My college roommate recently posted about discovering her 6-year old's self-administered haircut. It got me thinking about some of the milestones we go through as parents. These range from the famous firsts (first time Baby throws up down your shirt, first time Baby bashes her head into your mouth and gives you a fat lip, first time Baby -- or toddler, or preschooler -- sleeps through the night) to the life-altering changes that come later on.

Here's an incomplete list of some of the milestones I've passed in the past 15 years:

- Realizing I can't make my kids happy all the time, and (later) figuring out (again) that that's not the goal, anyway;
- Transitioning from "Don't do that, you might get hurt" to "Whatever... as long as we don't have to go to the hospital later on";
- Choosing to ignore what other people think when one of my kids goes for the tantrum world record in the worst possible place, at the worst possible time, because I can't be mortified and be a patient mom at the same time;
- Learning that what look like bumps in the parenting road for other people feel like mountains when I get there myself;
- Finding out that silently congratulating myself on being a decent parent somehow triggers almost immediate outrageous behavior in my children;
- Understanding that I can't fix everything... and sometimes I can't even make it better (this one's hard!);
- Realizing that being smart and resourceful is no guarantee that I'll have any clue how to handle a given parenting situation;
- Discerning which part of my conflicts with my children is, ummmmm, my own fault;

- Discovering that ranting is more likely to hurt kids than it is to change their behavior (sigh);
- Remembering that the amount of laughter in the house is a good gauge of how well we're doing;
- Learning all of the above, a second and third and fiftieth time.

Anyone have more to add?


  1. Realizing that I don't have to be in lockstep with the other parent - I'm more lenient in some things, he's more lenient in others, and vice versa - and that's okay.
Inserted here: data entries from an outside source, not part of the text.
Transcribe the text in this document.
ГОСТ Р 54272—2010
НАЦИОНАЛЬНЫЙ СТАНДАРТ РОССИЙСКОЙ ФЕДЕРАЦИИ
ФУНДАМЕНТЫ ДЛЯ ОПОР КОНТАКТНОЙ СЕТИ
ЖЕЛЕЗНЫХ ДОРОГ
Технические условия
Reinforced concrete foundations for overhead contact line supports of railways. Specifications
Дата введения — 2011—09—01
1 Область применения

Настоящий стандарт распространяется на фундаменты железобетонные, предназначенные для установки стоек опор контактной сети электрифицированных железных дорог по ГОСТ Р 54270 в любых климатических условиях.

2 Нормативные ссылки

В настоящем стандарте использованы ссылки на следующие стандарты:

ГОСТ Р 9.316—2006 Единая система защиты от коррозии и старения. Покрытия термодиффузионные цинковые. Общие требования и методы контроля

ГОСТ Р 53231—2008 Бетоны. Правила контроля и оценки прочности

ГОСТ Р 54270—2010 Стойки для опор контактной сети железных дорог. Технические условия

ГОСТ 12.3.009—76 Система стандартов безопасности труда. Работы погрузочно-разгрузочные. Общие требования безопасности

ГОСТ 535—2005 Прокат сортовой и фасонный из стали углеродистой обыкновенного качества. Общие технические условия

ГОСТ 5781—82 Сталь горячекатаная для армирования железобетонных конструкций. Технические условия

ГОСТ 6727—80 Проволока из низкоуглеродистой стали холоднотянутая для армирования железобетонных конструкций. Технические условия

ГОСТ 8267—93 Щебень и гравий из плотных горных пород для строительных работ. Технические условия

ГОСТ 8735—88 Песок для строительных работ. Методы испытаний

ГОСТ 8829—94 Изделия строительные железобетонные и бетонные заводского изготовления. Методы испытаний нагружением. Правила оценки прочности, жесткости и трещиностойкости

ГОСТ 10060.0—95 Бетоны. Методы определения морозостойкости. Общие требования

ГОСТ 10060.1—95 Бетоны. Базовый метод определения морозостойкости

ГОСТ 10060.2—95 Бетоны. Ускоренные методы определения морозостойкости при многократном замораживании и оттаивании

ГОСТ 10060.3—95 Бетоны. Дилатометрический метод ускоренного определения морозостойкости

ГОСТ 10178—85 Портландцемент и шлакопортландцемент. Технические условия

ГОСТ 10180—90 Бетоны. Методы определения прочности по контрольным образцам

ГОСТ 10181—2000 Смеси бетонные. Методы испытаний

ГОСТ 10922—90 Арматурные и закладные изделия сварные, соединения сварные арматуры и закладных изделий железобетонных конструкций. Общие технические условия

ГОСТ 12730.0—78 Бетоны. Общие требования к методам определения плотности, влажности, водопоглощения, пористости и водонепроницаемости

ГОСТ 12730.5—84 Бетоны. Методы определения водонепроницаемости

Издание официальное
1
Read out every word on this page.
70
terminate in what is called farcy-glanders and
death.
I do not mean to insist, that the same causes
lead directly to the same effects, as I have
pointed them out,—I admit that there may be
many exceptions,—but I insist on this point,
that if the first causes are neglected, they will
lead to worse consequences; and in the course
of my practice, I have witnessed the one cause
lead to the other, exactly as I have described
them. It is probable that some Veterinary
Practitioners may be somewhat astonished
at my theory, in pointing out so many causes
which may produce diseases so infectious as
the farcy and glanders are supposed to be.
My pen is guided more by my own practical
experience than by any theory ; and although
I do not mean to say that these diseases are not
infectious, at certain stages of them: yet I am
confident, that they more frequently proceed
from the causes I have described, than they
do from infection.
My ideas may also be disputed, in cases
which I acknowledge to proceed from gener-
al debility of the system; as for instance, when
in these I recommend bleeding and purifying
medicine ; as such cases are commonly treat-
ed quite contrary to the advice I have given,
  2. Maybe learning not to disturb them when, suddenly, they are happily engaged in something together and, for once, not yelling and name-calling and bitching and moaning. It might be bedtime but maybe we can let the magic last just a little longer. As long as that magic doesn't include a magic marker.

  3. Realizing that my mother loves me the same way I love my girls--and being able to deal with a lot of her foibles accordingly!

  4. Realizing that it pays off in so many ways, to teach them how to do tasks to help you. I let the kids pick out fruit at the store, sweep the floor, mash the tuna fish, set the table, match the socks, etc.